Senator Whish-Wilson said, “Successive budget cuts, year after year, to the Australian Antarctic Division has clearly led to some bases like Macquarie Island falling into disrepair and this will have contributed to them making a snap decision to close the base.

“If closure of this base was clearly on the table there should have been long and open consultation with all stakeholders about its future.

“Macquarie Island is part of Tasmania but the surrounding oceans are managed by the Commonwealth. Any change to the management and use of Macquarie Island should have been undertaken simultaneously with a review of the state and federal management plans.

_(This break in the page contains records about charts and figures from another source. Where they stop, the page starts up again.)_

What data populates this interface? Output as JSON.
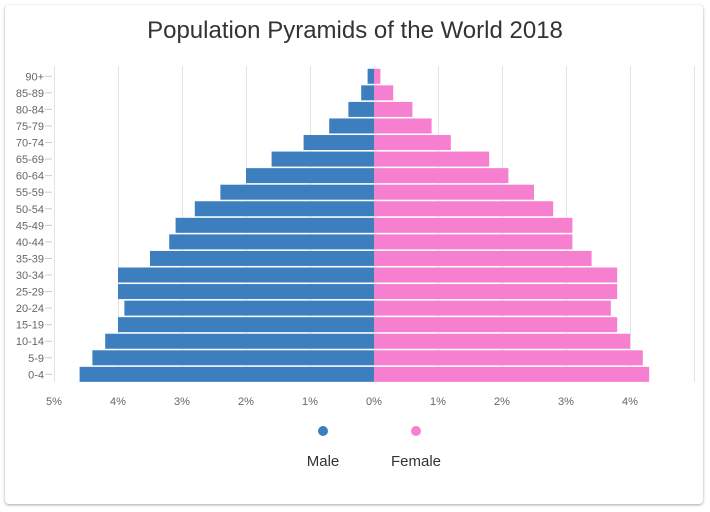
{
  "chart_data": {
    "type": "bar",
    "orientation": "horizontal-diverging",
    "title": "Population Pyramids of the World 2018",
    "categories": [
      "90+",
      "85-89",
      "80-84",
      "75-79",
      "70-74",
      "65-69",
      "60-64",
      "55-59",
      "50-54",
      "45-49",
      "40-44",
      "35-39",
      "30-34",
      "25-29",
      "20-24",
      "15-19",
      "10-14",
      "5-9",
      "0-4"
    ],
    "series": [
      {
        "name": "Male",
        "color": "#3d7ebf",
        "values": [
          0.1,
          0.2,
          0.4,
          0.7,
          1.1,
          1.6,
          2.0,
          2.4,
          2.8,
          3.1,
          3.2,
          3.5,
          4.0,
          4.0,
          3.9,
          4.0,
          4.2,
          4.4,
          4.6
        ]
      },
      {
        "name": "Female",
        "color": "#f67fd0",
        "values": [
          0.1,
          0.3,
          0.6,
          0.9,
          1.2,
          1.8,
          2.1,
          2.5,
          2.8,
          3.1,
          3.1,
          3.4,
          3.8,
          3.8,
          3.7,
          3.8,
          4.0,
          4.2,
          4.3
        ]
      }
    ],
    "x_ticks": [
      "5%",
      "4%",
      "3%",
      "2%",
      "1%",
      "0%",
      "1%",
      "2%",
      "3%",
      "4%"
    ],
    "x_tick_values": [
      -5,
      -4,
      -3,
      -2,
      -1,
      0,
      1,
      2,
      3,
      4
    ],
    "xlim": [
      -5,
      5
    ],
    "grid": true,
    "legend_position": "bottom"
  }
}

"Australia has important world heritage committments to meet in this area and important collaborative research programs in the Southern Ocean, reducing our footprint in this pristine part of the planet sends the wrong message, especially on the back of the reputational damage inflicted by the recent process around CSIRO cuts"

“This closure also raises questions about the ongoing ability of the Tasmanian National Park Service to access and manage Macquarie Island and whether this is simply the Commonwealth passing the buck to the Tasmanian Government.

"We do not want to see a CSIRO cut-style decision making process leading to a catastrophic sequence of unforeseen consequences. There may be a number of international cooperative research programs put at risk by this decision.

“Right now, we do not know what the future management and access of Macquarie Island World Heritage Area looks like and we don’t know if there is sufficient budget to undertake the rehabilitation that may be needed. This sort of opaque decision-making about Australia’s Antarctic programs needs to stop,” he concluded.